Again, the earth is more complex, and things are different from the last time earth descended into an ice age from an interglacial. One difference is that humans are around. Another one is that we are changing earth’s atmosphere, land, etc…. Something like sea ice or land ice also has a variety of factors controlling it.
We are on track to move into uncharted territory. It takes time for plants and the general ecosystem to adapt to new conditions.
I also pointed out that there is a business side to it ($$$) and that creates a tension that cuts to the wants and desires of the people (especially the super-rich and corporations). I understand people are mad, but I don’t think it is actually at the climate or at the possibility that humans have had an impact. I think it is at those policymakers who have instituted policies and the people and instruments who have made the observations that inform them. I also think it is in part because we are manipulated by the messages and messengers of those people with the $$$$ who go on inflammatory diatribes and try to confuse the issue and obfuscate by throwing partial information into the mix.

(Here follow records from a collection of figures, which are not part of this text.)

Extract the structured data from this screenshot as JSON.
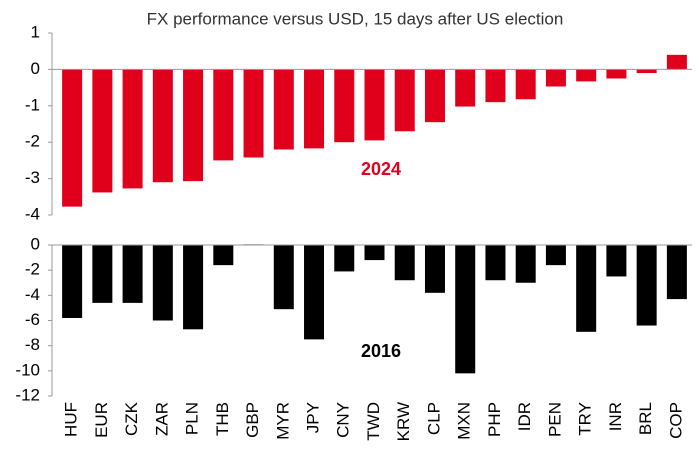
{
  "chart_data": [
    {
      "type": "bar",
      "title": "FX performance versus USD, 15 days after US election",
      "series": [
        {
          "name": "2024",
          "color": "#e0001b",
          "values": [
            -3.77,
            -3.38,
            -3.27,
            -3.1,
            -3.07,
            -2.5,
            -2.42,
            -2.2,
            -2.17,
            -2.0,
            -1.95,
            -1.7,
            -1.45,
            -1.02,
            -0.9,
            -0.82,
            -0.47,
            -0.33,
            -0.25,
            -0.1,
            0.4
          ]
        }
      ],
      "ylim": [
        -4,
        1
      ],
      "yticks": [
        -4,
        -3,
        -2,
        -1,
        0,
        1
      ]
    },
    {
      "type": "bar",
      "categories": [
        "HUF",
        "EUR",
        "CZK",
        "ZAR",
        "PLN",
        "THB",
        "GBP",
        "MYR",
        "JPY",
        "CNY",
        "TWD",
        "KRW",
        "CLP",
        "MXN",
        "PHP",
        "IDR",
        "PEN",
        "TRY",
        "INR",
        "BRL",
        "COP"
      ],
      "series": [
        {
          "name": "2016",
          "color": "#000000",
          "values": [
            -5.8,
            -4.6,
            -4.6,
            -6.0,
            -6.7,
            -1.6,
            0.05,
            -5.1,
            -7.5,
            -2.1,
            -1.2,
            -2.8,
            -3.8,
            -10.2,
            -2.8,
            -3.0,
            -1.6,
            -6.9,
            -2.5,
            -6.4,
            -4.3
          ]
        }
      ],
      "ylim": [
        -12,
        0
      ],
      "yticks": [
        -12,
        -10,
        -8,
        -6,
        -4,
        -2,
        0
      ]
    }
  ]
}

We will just have to see where this goes. I have been following this for a long time because of my work. And my conclusion is that we have some very real issues to deal with and it won’t be as nice for our kids and grandkids as it has been for us. If Hawking is right, then we are preparing ourselves for a collective Darwin award.
Their bigest acomplishments is to get an article published and name in print reguardless the stupidity of it.First, my prior post was a personal stack and I'd like to apologize for that.
I agree that we are preparing ourselves for a collective Darwin Award. I'd attribute that to our over population, factory farming practices, overuse of antibiotics, etc.
I'd happily agree with man-made global warming and the CO2 to global warming correlation if even someone could show historical data even resembling a causation. Climate science is the only science where the community rejects the need for hard data backing their fundamental conclusion. Instead, they just say, "hey, just think about it and it makes sense."
So did the flat earth and grocentrism. Until data proved it wrong. Problem here is the powers that be want to warp this into a global redistribution of wealth.
Fun fact, what do all professional scientists have in common? They all receive a pay check.